Due to its complexity and closed source approach, many different UEFI
implementations have
suffered many different vulnerabilities. Many (all?) include a full
network stack.
I have closed UEFI shell UEFI. As you all, probably, if you use UEFI as BSP. You could NOT enter UEFI shell, since every vendor disables this. I can break into the UEFI shell in no time. Then, you can imagine what I can do?

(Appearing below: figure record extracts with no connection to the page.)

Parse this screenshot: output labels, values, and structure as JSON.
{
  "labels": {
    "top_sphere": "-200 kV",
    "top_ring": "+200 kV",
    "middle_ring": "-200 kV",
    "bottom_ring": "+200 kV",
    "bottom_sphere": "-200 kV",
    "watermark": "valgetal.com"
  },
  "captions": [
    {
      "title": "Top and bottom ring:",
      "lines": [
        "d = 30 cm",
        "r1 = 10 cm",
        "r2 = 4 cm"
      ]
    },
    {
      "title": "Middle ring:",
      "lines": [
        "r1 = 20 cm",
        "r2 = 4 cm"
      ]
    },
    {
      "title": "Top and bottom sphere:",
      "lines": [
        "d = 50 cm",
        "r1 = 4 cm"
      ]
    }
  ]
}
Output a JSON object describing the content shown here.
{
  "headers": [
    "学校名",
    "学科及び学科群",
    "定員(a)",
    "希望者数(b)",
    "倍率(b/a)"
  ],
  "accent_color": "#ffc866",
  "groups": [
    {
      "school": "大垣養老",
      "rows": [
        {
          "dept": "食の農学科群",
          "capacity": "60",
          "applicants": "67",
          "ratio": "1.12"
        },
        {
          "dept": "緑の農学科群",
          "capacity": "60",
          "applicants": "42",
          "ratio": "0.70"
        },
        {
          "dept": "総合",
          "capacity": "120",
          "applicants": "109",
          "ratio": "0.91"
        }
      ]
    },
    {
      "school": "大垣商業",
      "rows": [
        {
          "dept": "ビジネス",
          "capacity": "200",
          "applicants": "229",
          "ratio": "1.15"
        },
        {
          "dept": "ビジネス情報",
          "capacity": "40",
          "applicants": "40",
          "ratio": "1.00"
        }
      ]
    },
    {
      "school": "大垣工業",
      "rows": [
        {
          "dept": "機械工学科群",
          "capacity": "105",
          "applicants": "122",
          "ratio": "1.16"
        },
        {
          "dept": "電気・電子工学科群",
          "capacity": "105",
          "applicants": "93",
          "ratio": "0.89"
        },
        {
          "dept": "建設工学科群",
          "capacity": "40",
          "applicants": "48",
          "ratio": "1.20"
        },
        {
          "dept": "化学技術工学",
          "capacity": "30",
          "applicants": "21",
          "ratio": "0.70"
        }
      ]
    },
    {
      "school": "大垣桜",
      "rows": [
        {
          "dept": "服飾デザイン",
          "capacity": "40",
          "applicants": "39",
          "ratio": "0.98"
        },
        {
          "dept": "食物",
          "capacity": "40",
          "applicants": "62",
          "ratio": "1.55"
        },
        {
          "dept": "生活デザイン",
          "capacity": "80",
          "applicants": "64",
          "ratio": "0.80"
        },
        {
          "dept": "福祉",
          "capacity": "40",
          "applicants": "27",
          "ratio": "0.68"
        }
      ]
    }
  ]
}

As example, write .efi rootkit file, to exploit UEFI. Etc...
NOT to mention that UEFI on my notebook is protected with the admin password, but this does NOT prevent me to break into the UEFI shell (I do NOT care about password protection, as it does NOT exist at all).
Zoran
On Fri, Dec 8, 2017 at 4:26 PM, awokd awokd@elude.in wrote:
On Fri, December 8, 2017 4:44 am, Zoran Stojsavljevic wrote:
Let me try again to state what I stated before, with some new insides, because Tim brought the new equation: HAP into this discussion.
In addition to all the issues with ME listed so far, systems from Dell etc. ship with UEFI BIOS. Due to its complexity and closed source approach, many different UEFI implementations have suffered many different vulnerabilities. Many (all?) include a full network stack. Coreboot is open source and simply a bootstrap, closing out large swaths of attack surfaces.